Understanding these basic properties lends significant insight into solving complex trigonometric equations efficiently.

Quadratic equations surface frequently, even in trigonometric contexts. The quadratic equation derived from the given problem is \(y^2 - \frac{3}{2}y + \frac{1}{2} = 0\), where \(y\) represents \(\sin x\).To solve this, we employ the quadratic formula \( y = \frac{-b \pm \sqrt{b^2 - 4ac}}{2a} \), for an equation of the form \( ax^2 + bx + c = 0 \). Here,

• \(a = 1\)
• \(b = -\frac{3}{2}\)
• \(c = \frac{1}{2}\)

Using these values, the solutions are \( y = 1 \) and \( y = \frac{1}{2} \). This gives potential values for \( \sin x \), which can then be used to determine \(x\). Understanding quadratic equations not only helps solve this step but also reinforces the concept of how algebraic manipulations can interconnect with trigonometry.

In the realm of trigonometry, functions like sine and cosine are pivotal.

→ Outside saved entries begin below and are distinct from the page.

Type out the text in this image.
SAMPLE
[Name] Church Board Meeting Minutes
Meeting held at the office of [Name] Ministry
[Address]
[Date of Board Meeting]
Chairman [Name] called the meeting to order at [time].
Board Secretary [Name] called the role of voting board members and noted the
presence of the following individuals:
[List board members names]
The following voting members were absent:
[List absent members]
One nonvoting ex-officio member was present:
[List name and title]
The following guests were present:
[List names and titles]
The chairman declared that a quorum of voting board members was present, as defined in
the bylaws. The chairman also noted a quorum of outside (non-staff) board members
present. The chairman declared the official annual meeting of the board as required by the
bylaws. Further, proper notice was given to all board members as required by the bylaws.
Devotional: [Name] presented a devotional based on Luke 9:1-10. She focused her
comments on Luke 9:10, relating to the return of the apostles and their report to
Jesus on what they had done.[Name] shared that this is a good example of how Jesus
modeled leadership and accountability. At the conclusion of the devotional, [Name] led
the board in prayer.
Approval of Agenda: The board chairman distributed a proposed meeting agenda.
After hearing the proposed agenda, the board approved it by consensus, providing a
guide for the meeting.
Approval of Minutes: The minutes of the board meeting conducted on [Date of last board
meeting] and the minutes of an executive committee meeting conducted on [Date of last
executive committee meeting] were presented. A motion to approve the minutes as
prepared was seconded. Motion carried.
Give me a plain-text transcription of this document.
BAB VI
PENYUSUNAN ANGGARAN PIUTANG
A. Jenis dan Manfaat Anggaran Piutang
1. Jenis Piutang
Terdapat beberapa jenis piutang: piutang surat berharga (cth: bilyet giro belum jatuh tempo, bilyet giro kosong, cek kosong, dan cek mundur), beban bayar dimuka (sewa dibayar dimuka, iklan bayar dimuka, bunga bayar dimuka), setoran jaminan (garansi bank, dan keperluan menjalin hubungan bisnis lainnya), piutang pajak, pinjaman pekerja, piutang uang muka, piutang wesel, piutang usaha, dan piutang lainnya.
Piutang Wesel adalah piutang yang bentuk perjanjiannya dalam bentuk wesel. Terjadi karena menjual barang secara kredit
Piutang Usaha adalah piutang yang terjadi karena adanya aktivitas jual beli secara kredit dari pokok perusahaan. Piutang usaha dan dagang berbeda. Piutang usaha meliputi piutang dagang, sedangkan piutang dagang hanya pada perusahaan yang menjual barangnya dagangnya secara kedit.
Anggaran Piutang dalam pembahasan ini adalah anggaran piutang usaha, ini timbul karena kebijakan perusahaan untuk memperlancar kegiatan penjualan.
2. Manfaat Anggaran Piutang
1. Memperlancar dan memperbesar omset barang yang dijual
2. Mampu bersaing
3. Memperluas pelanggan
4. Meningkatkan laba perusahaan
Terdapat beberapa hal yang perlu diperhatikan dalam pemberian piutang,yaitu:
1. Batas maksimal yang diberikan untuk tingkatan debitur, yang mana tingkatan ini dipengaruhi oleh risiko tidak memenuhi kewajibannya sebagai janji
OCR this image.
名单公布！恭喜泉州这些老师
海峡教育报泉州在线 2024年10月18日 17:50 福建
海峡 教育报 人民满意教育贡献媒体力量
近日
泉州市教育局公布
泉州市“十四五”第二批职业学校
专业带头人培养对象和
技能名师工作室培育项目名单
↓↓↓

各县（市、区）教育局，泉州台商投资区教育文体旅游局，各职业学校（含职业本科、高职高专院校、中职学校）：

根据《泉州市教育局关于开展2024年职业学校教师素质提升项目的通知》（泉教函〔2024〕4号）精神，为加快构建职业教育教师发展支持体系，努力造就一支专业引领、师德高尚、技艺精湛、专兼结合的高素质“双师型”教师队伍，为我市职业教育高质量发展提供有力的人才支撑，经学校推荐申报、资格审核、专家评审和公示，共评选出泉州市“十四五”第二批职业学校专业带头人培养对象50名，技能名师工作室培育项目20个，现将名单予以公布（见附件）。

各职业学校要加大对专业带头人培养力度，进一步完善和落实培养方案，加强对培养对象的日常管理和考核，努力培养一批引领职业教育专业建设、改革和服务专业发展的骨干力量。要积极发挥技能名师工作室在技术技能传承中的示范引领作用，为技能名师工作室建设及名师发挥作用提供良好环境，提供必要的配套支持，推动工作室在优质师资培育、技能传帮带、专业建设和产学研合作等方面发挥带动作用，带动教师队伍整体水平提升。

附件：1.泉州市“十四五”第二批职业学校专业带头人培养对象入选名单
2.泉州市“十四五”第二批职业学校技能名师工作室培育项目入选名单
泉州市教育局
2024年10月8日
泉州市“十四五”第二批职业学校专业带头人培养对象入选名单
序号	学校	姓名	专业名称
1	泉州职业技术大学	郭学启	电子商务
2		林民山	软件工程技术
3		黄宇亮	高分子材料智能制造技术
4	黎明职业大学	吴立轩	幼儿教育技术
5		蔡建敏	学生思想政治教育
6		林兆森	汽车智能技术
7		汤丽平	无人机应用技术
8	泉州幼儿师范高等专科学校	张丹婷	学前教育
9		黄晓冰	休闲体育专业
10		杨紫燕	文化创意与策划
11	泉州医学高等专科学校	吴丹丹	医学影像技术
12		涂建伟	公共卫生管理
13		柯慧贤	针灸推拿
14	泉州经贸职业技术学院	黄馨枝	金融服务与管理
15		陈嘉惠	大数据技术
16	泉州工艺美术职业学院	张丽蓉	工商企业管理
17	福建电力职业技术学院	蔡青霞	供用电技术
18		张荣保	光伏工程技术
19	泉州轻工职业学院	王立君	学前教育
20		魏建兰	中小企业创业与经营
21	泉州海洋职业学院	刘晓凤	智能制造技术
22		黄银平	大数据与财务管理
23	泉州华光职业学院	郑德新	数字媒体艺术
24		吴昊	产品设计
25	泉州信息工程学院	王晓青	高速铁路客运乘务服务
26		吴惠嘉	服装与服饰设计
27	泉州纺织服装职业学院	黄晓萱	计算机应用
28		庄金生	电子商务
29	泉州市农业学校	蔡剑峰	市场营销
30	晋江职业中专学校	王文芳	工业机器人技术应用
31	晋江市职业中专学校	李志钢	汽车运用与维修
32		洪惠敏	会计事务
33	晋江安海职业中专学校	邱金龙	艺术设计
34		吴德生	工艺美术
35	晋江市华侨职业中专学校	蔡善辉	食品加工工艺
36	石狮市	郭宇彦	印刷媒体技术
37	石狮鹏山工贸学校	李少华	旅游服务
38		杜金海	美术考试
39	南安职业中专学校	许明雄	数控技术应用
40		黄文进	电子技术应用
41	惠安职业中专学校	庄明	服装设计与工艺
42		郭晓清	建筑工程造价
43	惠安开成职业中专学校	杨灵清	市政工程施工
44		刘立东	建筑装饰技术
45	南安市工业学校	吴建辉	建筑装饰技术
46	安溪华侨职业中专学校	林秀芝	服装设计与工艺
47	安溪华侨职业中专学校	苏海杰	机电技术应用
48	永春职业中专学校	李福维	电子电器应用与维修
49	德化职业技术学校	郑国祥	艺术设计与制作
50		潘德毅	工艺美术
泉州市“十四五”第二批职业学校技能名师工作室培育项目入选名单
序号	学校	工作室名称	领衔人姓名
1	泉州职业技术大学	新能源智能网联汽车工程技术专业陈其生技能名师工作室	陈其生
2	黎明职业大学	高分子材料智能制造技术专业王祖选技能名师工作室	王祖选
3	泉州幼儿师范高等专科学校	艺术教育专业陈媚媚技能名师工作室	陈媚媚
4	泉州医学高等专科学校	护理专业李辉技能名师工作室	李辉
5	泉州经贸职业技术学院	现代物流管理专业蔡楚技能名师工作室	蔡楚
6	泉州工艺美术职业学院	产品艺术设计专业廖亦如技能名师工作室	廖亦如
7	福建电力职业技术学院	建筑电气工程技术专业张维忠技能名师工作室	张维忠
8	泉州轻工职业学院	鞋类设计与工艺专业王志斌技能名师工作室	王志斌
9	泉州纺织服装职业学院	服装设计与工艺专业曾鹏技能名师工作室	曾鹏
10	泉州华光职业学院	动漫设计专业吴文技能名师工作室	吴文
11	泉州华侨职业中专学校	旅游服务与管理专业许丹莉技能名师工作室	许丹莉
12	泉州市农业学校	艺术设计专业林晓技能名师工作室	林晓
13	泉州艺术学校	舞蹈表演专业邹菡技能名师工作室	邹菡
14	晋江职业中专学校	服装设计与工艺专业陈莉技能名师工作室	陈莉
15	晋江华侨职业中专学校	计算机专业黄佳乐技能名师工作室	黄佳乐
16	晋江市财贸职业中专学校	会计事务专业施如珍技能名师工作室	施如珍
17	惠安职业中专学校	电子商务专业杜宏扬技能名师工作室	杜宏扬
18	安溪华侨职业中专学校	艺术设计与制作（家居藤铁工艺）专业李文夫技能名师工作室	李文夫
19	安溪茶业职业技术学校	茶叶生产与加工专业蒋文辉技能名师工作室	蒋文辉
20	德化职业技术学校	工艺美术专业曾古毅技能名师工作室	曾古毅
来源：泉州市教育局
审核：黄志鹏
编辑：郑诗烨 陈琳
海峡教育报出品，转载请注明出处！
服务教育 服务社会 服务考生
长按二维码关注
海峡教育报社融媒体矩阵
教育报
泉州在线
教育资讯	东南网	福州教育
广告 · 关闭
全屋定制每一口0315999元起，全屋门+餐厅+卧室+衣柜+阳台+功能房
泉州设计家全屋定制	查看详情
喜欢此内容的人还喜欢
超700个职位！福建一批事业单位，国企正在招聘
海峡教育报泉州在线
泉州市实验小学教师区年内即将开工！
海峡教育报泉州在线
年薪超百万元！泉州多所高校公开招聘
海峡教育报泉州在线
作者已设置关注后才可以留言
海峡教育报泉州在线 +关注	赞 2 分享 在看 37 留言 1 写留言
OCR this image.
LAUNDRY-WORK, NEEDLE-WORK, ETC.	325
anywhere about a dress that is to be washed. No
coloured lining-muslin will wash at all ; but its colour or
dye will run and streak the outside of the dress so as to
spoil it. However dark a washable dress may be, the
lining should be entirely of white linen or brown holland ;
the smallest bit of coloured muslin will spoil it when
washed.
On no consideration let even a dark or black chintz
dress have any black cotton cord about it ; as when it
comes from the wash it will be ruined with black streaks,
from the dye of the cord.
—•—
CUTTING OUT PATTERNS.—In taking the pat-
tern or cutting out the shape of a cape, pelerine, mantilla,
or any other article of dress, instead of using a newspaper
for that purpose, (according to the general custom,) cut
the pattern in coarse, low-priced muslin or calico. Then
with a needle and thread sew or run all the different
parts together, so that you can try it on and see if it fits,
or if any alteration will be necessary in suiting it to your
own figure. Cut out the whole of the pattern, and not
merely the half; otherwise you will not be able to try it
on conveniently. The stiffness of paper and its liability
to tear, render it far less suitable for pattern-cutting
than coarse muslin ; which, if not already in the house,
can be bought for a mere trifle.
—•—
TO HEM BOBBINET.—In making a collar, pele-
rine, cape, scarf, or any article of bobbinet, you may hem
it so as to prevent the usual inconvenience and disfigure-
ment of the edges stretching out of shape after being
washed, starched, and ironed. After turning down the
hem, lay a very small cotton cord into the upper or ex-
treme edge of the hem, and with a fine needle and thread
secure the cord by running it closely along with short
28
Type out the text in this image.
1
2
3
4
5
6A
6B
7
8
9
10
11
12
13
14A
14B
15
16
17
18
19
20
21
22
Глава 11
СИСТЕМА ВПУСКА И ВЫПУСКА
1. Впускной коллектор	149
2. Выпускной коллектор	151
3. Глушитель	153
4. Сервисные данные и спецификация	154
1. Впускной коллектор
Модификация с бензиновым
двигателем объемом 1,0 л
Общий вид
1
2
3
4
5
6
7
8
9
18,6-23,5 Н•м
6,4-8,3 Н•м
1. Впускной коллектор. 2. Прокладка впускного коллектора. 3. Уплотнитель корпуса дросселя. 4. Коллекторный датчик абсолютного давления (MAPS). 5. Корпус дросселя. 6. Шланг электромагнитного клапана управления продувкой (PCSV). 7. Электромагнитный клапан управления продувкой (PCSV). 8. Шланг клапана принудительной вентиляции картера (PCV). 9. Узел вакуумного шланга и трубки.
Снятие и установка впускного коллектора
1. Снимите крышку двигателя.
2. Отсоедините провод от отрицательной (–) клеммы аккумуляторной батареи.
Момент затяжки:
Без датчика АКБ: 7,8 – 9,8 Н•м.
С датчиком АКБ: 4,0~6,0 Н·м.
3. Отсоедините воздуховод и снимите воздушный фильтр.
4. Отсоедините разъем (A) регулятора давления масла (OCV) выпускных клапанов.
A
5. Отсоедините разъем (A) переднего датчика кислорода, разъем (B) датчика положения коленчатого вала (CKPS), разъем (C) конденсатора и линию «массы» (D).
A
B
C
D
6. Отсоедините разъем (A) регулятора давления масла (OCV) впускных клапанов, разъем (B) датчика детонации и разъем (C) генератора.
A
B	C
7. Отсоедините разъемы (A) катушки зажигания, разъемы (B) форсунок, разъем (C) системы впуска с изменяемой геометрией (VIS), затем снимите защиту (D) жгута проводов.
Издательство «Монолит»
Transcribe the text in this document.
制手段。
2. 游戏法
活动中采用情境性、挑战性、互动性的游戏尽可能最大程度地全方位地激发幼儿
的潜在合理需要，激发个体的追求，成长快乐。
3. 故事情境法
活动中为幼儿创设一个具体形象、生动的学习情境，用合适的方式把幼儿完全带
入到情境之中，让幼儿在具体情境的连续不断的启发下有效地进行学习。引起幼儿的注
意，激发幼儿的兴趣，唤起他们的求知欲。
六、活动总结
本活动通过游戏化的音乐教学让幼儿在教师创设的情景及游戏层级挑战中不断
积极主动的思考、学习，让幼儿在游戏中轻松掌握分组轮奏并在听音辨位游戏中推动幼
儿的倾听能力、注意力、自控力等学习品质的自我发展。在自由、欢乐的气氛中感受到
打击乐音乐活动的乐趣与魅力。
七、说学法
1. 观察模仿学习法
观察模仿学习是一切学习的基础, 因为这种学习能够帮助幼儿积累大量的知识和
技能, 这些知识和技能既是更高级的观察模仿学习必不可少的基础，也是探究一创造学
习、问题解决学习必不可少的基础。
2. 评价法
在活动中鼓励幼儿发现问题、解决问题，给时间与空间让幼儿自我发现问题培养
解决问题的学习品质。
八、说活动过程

These functions are periodic and defined across the unit circle. For cosine, \(\cos x = 1\) means \(x = 2n\pi\), and \(\cos x = -1\) corresponds to \((2n+1)\pi\). On the other hand, for sine, \(\sin x = 1\) occurs at \(x = (2n+1)\frac{\pi}{2}\), while \(\sin x = \frac{1}{2}\) happens at \(x = n\pi + (-1)^n\frac{\pi}{6}\).It’s essential to grasp these core behaviors to find the correct values of \(x\) in trigonometric contexts. By knowing these crucial points within the unit circle, you can efficiently solve trigonometric problems and accurately navigate through the maze that is trigonometric equations.Understanding trigonometrical functions deeply not only helps in mathematics but also enhances a learner's problem-solving abilities for exams like JEE Main.